Patterns and predictors of relapse following radical chemoradiotherapy delivered using intensity modulated radiotherapy with a simultaneous integrated boost in anal squamous cell carcinoma.
Shakir R., Adams R., Cooper R., Downing A., Geh I., Gilbert D., Jacobs C., Jones C., Lorimer C., Namelo WC., Sebag-Montefiore D., Shaw P., Muirhead R.

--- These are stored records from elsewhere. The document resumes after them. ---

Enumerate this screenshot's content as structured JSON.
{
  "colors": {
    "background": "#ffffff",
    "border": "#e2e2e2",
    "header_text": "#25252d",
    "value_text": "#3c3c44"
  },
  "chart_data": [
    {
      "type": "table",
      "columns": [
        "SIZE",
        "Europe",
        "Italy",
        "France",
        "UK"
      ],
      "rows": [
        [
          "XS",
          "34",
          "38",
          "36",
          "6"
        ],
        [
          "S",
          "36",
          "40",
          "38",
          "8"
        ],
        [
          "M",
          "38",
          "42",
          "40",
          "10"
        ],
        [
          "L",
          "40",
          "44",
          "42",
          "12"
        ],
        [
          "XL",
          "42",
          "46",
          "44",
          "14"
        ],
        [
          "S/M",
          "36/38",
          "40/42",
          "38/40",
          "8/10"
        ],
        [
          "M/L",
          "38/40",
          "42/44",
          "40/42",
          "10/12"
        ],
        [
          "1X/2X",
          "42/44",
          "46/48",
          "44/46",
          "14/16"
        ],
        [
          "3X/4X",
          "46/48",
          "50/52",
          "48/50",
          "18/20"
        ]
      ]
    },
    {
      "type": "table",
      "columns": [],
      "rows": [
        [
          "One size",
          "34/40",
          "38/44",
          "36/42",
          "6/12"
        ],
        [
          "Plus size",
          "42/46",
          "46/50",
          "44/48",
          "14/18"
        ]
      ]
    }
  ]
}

PURPOSE: To describe the patterns and predictors of treatment failure in patients receiving definitive chemoradiotherapy (CRT) for anal squamous cell carcinoma (ASCC), delivered using intensity modulated radiotherapy (IMRT). MATERIALS AND METHODS: A retrospective cohort analysis of consecutive patients treated with curative intent for ASCC using CRT delivered with a standardised IMRT technique in five UK cancer centres. Patients were included from the start of UK IMRT guidance in February 2013 to 31st October 2017. Collected data included baseline demographics, treatment details, tumour control, sites of relapse and overall survival. Statistical analysis to calculate outcomes and predictive factors for outcome measures were performed using SPSS and R. RESULTS: The medical records of 385 consecutive patients were analysed. Median follow-up was 24.0 months. 86.7% of patients achieved a complete response (CR) within 6 months of completing chemoradiotherapy. 3yr disease free survival (DFS) and overall survival (OS) were 75.6% and 85.6% respectively. Of all relapses, 83.4% occurred at the site of primary disease. There were two isolated relapses in regional nodes not involved at outset. Predictive factors for cancer recurrence included male sex, high N-stage and failure to complete radiotherapy as planned. CONCLUSIONS: The treatment results compare favourably to published outcomes from similar cohorts using 3D conformal CRT. The observed patterns of failure support the current UK IMRT voluming guidelines and dose levels, highlighting our prophylactic nodal dose is sufficient to prevent isolated regional relapse in uninvolved nodes. Further investigation into strategies to optimise CR should remain a priority in ASCC, as the site of primary disease remains the overwhelming site of relapse.